Viviane reclama que houve pescadores pegando camarão e vendendo pelas redes sociais antes da época certa. “Teve gente pescando e vendendo a R$ 5 o quilo enquanto nós, pescadores legalizados, temos que esperar o momento permitido para entrar na lagoa”, compara. “Falta fiscalização”, destaca. Para ela, o maior problema é que a captura predatória é feita por pescadores irregulares que levam os crustáceos antes de chegarem ao tamanho mínimo, de 9 centímetros, em fevereiro. “Isto prejudica no preço e na quantidade da safra legalizada”, lamenta. Este ano, por causa da pandemia, a família decidiu deixar fechado o restaurante de frutos do mar que mantém na Ilha.
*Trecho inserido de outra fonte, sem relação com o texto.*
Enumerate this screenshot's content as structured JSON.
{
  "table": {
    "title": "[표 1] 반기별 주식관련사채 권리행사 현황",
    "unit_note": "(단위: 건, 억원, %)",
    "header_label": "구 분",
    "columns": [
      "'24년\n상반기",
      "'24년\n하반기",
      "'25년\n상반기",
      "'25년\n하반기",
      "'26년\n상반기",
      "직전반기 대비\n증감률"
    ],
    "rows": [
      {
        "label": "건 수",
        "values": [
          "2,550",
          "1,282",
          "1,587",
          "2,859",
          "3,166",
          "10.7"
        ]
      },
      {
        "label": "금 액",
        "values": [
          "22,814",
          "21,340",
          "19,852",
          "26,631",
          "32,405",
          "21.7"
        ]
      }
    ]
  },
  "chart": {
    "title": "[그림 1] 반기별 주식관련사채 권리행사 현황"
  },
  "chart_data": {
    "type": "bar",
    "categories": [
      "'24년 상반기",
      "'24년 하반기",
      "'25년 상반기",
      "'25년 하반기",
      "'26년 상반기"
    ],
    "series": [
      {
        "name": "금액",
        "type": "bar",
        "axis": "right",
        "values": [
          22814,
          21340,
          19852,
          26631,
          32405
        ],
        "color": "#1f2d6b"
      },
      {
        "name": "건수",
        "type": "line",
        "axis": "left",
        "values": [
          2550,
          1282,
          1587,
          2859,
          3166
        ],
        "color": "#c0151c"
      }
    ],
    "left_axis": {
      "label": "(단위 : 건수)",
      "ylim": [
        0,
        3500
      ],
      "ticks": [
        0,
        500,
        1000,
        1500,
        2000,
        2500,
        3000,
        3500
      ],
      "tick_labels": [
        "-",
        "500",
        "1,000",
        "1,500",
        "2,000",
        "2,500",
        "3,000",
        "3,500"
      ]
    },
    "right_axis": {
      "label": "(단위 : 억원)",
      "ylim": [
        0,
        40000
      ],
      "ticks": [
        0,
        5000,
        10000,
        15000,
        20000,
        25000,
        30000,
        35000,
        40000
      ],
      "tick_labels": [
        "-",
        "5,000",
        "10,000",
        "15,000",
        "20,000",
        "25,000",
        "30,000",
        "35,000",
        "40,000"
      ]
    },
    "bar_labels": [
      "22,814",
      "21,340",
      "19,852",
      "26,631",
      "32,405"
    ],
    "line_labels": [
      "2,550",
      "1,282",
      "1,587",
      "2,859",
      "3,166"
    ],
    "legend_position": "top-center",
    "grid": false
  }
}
Entre os pescadores regularizados também são comuns as queixas contra atravessadores que adquirem grandes quantidades de camarões para comercializar em Santa Catarina. “Na verdade, somos explorados, pois eles compram da gente a R$ 3 o quilo e saem vendendo até a R$ 10”, observa Viviane. Ela conta que muitas vezes o atravessador leva o camarão e paga somente em 30 dias.

Mesmo com os problemas que observa, Viviane garante que não trocaria de profissão. “Ela me proporciona muita liberdade, inclusive de viver no meio da natureza, comer comida boa, não ter patrão. Claro que quando começa a safra o dia deveria ter 40 horas para dar tempo de descansar, mas o trabalho é compensador.” Machado diz que o atravessador tem sido um problema que vem crescendo para os pescadores de Rio Grande, mas que tem conversado com a Prefeitura sobre uma forma de melhorar a situação. “Além da lei da pesca, temos estimulado a valorização da indústria e da agroindústria para poder comercializar o produto na cidade, mas infelizmente isto ainda não é possível”, comenta.

O Secretário de Agricultura, Pesca e Cooperativismo de Rio Grande, Bercílio Luiz da Silva, diz que pretende criar um grupo de trabalho para tratar das questões levantadas pela produção primária, o que inclui a pesca. “É necessário ter organização para ter poder de barganha frente a esta situação”, sustenta. “Pretendemos incentivar pequenas agroindústrias para agregar valor ao comércio do produto”, revela, admitindo, no entanto, que “para esta safra não há mais tempo de fazer nada a não ser torcer que seja boa”.